Emigrou para os EUA em 1988. Vive nas terras do Tio Sam até hoje. E fez um percurso na música que hoje marca a sua arte e identidade cultural com um impacto e dimensão particularmente respeitosos na comunidade cabo-verdiana na América.
Tendo começado em Pedra Badejo, no conjunto Strong, então constituído por jovens que queriam seguir as pisadas do Katxás, o eterno líder da música tradicional de Santiago e de Cabo Verde, Galvão nunca mais parou, embora não vivendo da música, porém, não vivendo sem ela.
Atuando sempre como vocalista e baixista, Galvão conta com uma participação ativa em vários grupos musicais nos EUA, destacando-se Cave Band (1989-1990), Eco Tropical (1990-1991), Nha Terra(1991), La Tour (1991-1994), Uprising (1994-1997) e os Pecos Band (1995).
Inicia a partir de 2015 uma participação no grupo Narkotx, um conjunto de rock no qual atua como baixista, vocalista e compositor.
Dono de um reportório bastante eclético, Galvão navega com tranquilidade em todos os géneros musicais cabo-verdianos – de funaná a mazurka – sem desprezar o rock e outros estilos e géneros que campeiam por este vasto mundo.
Iniciou nas gravações a solo em 1997, com album Sensual, produzido por Calú di Guida, seu amigo de todos os momentos. 13 anos depois, em 2010, lançaria o álbum In love.
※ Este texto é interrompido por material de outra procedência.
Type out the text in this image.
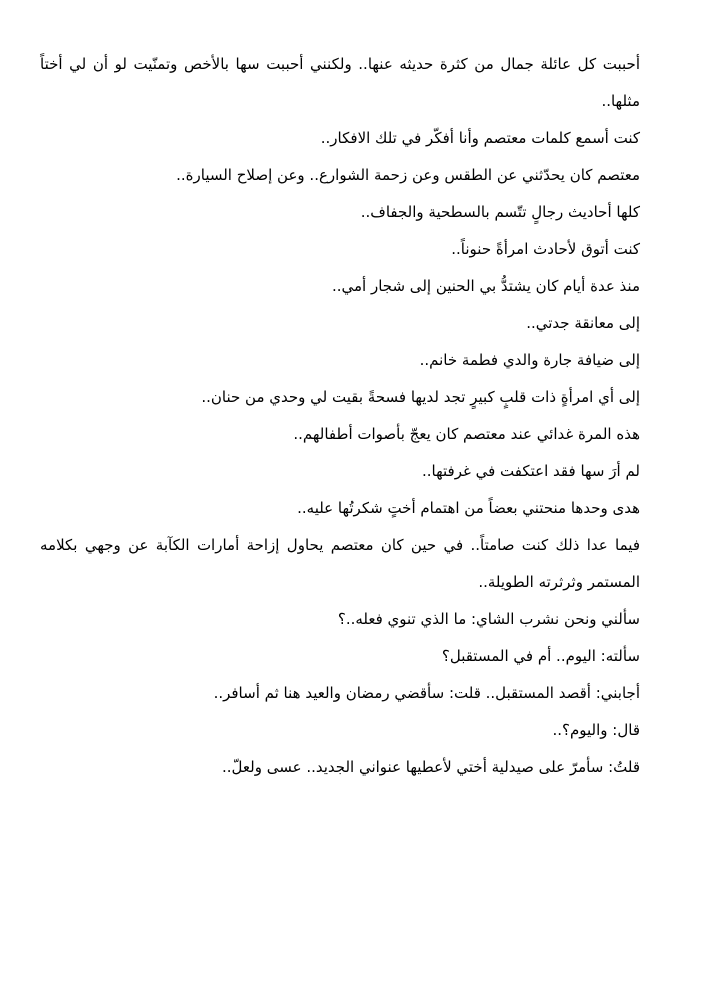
أحببت كل عائلة جمال من كثرة حديثه عنها.. ولكنني أحببت سها بالأخص وتمنّيت لو أن لي أختاً مثلها..

كنت أسمع كلمات معتصم وأنا أفكّر في تلك الافكار..

معتصم كان يحدّثني عن الطقس وعن زحمة الشوارع.. وعن إصلاح السيارة..

كلها أحاديث رجالٍ تتّسم بالسطحية والجفاف..

كنت أتوق لأحادث امرأةً حنوناً..

منذ عدة أيام كان يشتدُّ بي الحنين إلى شجار أمي..

إلى معانقة جدتي..

إلى ضيافة جارة والدي فطمة خانم..

إلى أي امرأةٍ ذات قلبٍ كبيرٍ تجد لديها فسحةً بقيت لي وحدي من حنان..

هذه المرة غدائي عند معتصم كان يعجّ بأصوات أطفالهم..

لم أرَ سها فقد اعتكفت في غرفتها..

هدى وحدها منحتني بعضاً من اهتمام أختٍ شكرتُها عليه..

فيما عدا ذلك كنت صامتاً.. في حين كان معتصم يحاول إزاحة أمارات الكآبة عن وجهي بكلامه المستمر وثرثرته الطويلة..

سألني ونحن نشرب الشاي: ما الذي تنوي فعله..؟

سألته: اليوم.. أم في المستقبل؟

أجابني: أقصد المستقبل.. قلت: سأقضي رمضان والعيد هنا ثم أسافر..

قال: واليوم؟..

قلتُ: سأمرّ على صيدلية أختي لأعطيها عنواني الجديد.. عسى ولعلّ..
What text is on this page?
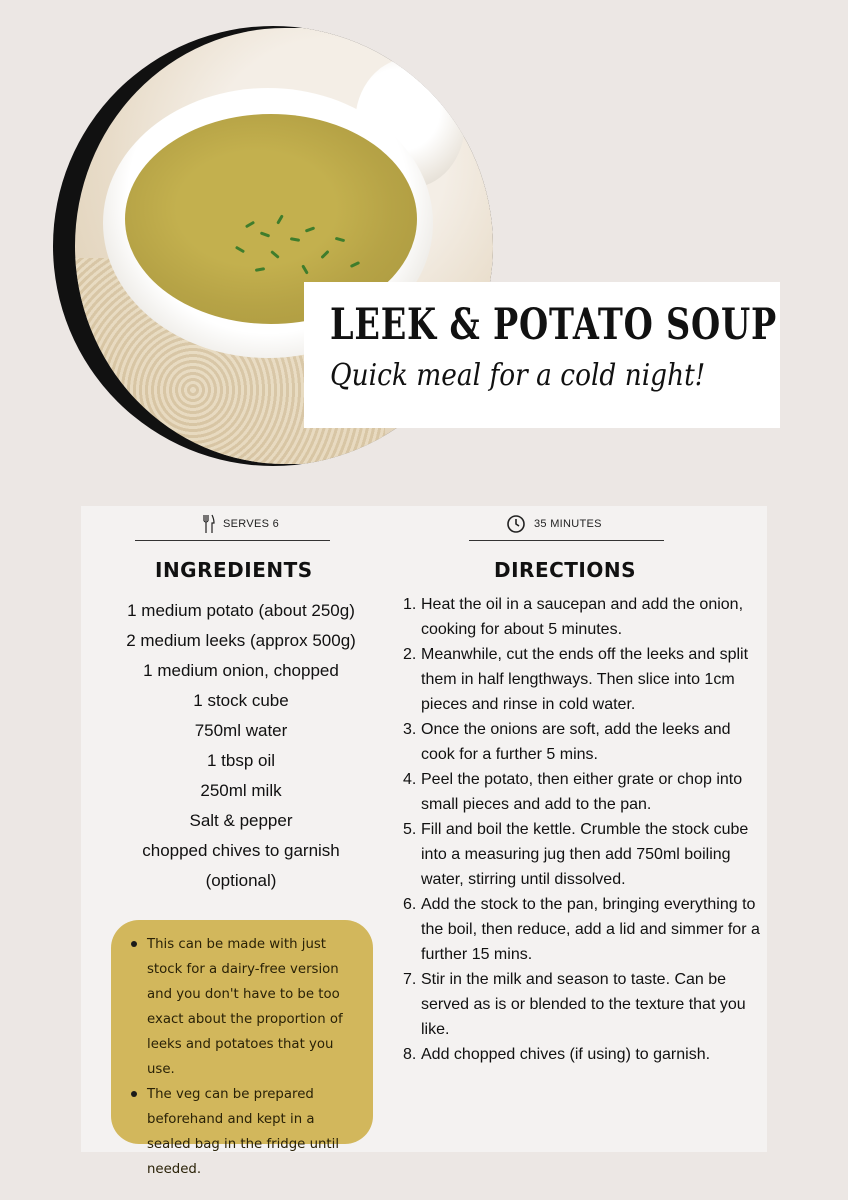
LEEK & POTATO SOUP
Quick meal for a cold night!
SERVES 6	35 MINUTES
INGREDIENTS	DIRECTIONS
1 medium potato (about 250g)
2 medium leeks (approx 500g)
1 medium onion, chopped
1 stock cube
750ml water
1 tbsp oil
250ml milk
Salt & pepper
chopped chives to garnish
(optional)
This can be made with just stock for a dairy-free version and you don't have to be too exact about the proportion of leeks and potatoes that you use.
The veg can be prepared beforehand and kept in a sealed bag in the fridge until needed.
1. Heat the oil in a saucepan and add the onion, cooking for about 5 minutes.
2. Meanwhile, cut the ends off the leeks and split them in half lengthways. Then slice into 1cm pieces and rinse in cold water.
3. Once the onions are soft, add the leeks and cook for a further 5 mins.
4. Peel the potato, then either grate or chop into small pieces and add to the pan.
5. Fill and boil the kettle. Crumble the stock cube into a measuring jug then add 750ml boiling water, stirring until dissolved.
6. Add the stock to the pan, bringing everything to the boil, then reduce, add a lid and simmer for a further 15 mins.
7. Stir in the milk and season to taste. Can be served as is or blended to the texture that you like.
8. Add chopped chives (if using) to garnish.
Ambos os albuns contam com as suas composições, e de outros criadores como Calú di Guida, Chandinho Dedé, entre outros compositores.
Sempre disponível quando o assunto é música, Zé Calvão tem ao longo dos anos acompanhado vários artistas, percorrendo diferentes Estados Norte Americanos e diversos países.
Sensível e fino observador das realidades que o cercam, Galvão tem feito um percurso musical marcado pela rica herança musical do país, pelos estilos tradicionais e influências modernas que o acompanham nas suas criações e produções artísticas.
Este texto é um modesto reconhecimento e uma homenagem para este cabo-verdiano que tem honrado o nosso país e a nossa cultura ao longo da sua vida, com a simplicidade, dedicação e obediência de um Monge.